Is it time to buy BetaShares S&P/ASX Australian Technology ETF?

The ASX 200 (ASX: XJO) has been soaring recently. Is it time to buy BetaShares S&P/ASX Australian Technology ETF (ASX: ATEC)?

What is the ETF about?

The job of the BetaShares S&P/ASX Australian Technology ETF is to provide exposure to leading ASX-listed companies in a range of technology related market segments such as information technology, consumer electronics, online retail and medical technology.

What shares is BetaShares S&P/ASX Australian Technology ETF invested in

It’s invested in close to 50 ASX technology shares. Some of its biggest holdings include Afterpay (ASX: APT), Xero (ASX: XRO), REA Group (ASX: REA), Altium (ASX: ALU), Carsales (ASX: CAR), Nextdc (ASX: NXT), WiseTech Global (ASX: WTC) and Appen (ASX: APX).

Why you’d want to consider investing in this ETF

As a group, technology shares have performed very well over the past five years. Tech shares usually have much higher gross profit margins and are able to expand quicker than normal businesses. I think they have better growth potential than banks and miners, that’s for sure.

To make good investor returns we need to be invested in those businesses that can deliver the best profit growth over the years. Share prices will follow earnings over time.

There are plenty of technology shares that could become future ASX blue chips within the BetaShares S&P/ASX Australian Technology ETF like Megaport (ASX: MP1), Webjet (ASX: WEB), Pro Medicus (ASX: PME), Kogan.com (ASX: KGN) and Pushpay (ASX: PPH).

In a low interest environment it’s the businesses generating good growth that will capture the interest of the market the most. As more technology businesses are listed on the ASX, this ETF will have more holdings and provide more diversification.

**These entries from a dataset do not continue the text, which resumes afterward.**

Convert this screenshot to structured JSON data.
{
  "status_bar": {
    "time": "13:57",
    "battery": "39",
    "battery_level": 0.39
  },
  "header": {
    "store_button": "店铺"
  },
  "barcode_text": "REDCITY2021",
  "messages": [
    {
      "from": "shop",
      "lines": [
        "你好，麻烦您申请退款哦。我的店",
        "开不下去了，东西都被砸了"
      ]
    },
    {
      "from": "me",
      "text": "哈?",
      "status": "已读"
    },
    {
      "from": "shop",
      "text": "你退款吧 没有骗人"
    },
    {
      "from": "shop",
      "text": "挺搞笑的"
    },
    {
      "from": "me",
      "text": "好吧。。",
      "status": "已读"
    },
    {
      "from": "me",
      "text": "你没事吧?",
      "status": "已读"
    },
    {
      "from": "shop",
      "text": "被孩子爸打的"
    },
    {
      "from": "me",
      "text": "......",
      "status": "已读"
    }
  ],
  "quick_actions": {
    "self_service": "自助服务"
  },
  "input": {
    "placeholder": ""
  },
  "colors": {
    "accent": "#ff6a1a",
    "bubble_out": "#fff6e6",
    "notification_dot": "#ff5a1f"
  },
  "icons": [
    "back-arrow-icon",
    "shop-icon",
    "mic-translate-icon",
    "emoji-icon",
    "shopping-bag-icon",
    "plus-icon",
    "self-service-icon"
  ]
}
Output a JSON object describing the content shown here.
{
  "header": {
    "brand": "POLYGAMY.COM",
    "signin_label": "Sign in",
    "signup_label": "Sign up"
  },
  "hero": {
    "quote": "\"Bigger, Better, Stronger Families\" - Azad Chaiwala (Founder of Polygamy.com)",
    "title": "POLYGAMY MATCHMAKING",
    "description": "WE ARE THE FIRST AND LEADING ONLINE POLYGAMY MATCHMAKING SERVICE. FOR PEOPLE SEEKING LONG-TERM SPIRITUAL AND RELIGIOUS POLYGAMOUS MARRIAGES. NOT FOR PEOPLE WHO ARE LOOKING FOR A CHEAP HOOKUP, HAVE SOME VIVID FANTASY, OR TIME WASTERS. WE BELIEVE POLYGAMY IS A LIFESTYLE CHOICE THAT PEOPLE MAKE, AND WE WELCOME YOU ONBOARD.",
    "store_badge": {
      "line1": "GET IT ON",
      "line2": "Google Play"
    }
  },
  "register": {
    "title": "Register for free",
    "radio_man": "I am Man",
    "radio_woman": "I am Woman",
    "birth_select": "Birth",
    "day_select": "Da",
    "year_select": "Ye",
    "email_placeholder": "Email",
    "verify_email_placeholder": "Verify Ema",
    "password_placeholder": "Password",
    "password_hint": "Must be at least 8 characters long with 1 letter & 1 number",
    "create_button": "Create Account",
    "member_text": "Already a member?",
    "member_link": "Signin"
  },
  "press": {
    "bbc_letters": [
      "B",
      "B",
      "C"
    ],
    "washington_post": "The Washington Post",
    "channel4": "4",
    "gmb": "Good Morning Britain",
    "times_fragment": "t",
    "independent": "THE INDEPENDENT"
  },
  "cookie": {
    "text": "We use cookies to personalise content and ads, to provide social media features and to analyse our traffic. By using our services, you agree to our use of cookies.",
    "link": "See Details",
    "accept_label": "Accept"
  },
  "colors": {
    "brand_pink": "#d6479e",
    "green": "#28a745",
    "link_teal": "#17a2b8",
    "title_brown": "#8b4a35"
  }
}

Another benefit to BetaShares S&P/ASX Australian Technology ETF is its fees. If you were invested with a fund manager who largely targeted ASX tech shares you’d probably pay an annual 1% (or more) management fee whilst also paying outperformance fees when applicable. This ETF only charges 0.48% per annum. Much cheaper than those managers, which could be an important aspect of maximising net returns.

Is it a good time to buy?

BetaShares S&P/ASX Australian Technology ETF is made up of a lot of different shares. Not many people are going to make an individual judgement about whether each business is good value.

Technology shares can be much more volatile and have performed strongly recently after the COVID-19 crash. I wouldn’t invest a huge amount today, but I wouldn’t mind buying a ‘parcel’ today and buying more on market dips.